When I took driver’s ed in high school, our teacher always told us to know where our “outs” were.
“What’s your out?” he’d ask as I was driving on a major road.
“To my left,” I’d say.
“Are you sure?” he’d prod. He wanted to make sure I had confidence in my answer.
“Yep, already checked the mirrors. No cars,” I’d tell him.
Knowing your out is vital whenever you’re among other drivers. It means you’re anticipating things and ready to react, lest you get caught up in the chaos should something go wrong.
Do you know your out when the going gets rough? Is it personal down-time, yoga, a long walk or time with people? Do you know your out when a job goes sideways? Do you have a back-up plan? And then another back-up plan for that one?
I started thinking about my outs today on the freeway.

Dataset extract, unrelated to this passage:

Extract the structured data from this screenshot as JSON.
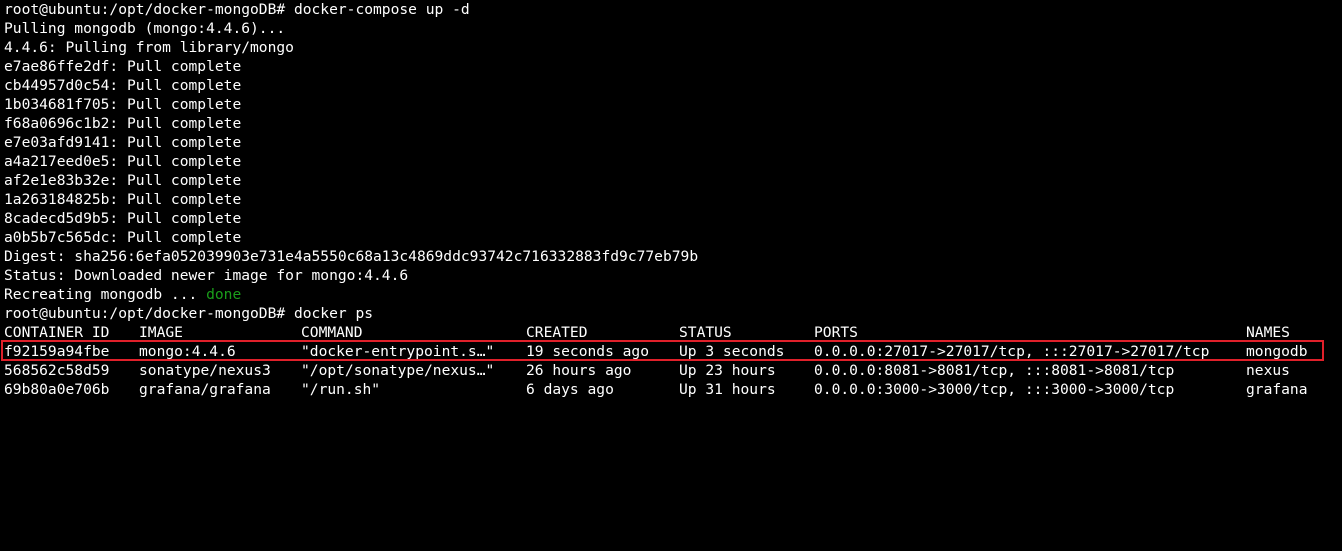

I was coming upon a stretch of road that’s infamous for backing up quickly, but even if you’ve never driven it before, one should — by virtue of having been granted a driver’s license — be looking all around: up ahead, behind, to each side, at merging traffic, exiting traffic. It’s not hard, but you wonder how many people really do it anymore.
But somebody didn’t today. Their lane backed up, and off into the dirt beyond the right shoulder they went. Why didn’t they know there wasn’t anyone in the wide-open lane next to them on the left? They likely didn’t look. They didn’t know their out.
Today I am thankful for a teacher’s words that had so much more relevance than just being applicable to life on the road. His warning was relevant to life in general, and his command of knowing my out often comes to mind.
For patient teachers, wise souls and words of wisdom that can span the decades, I am grateful.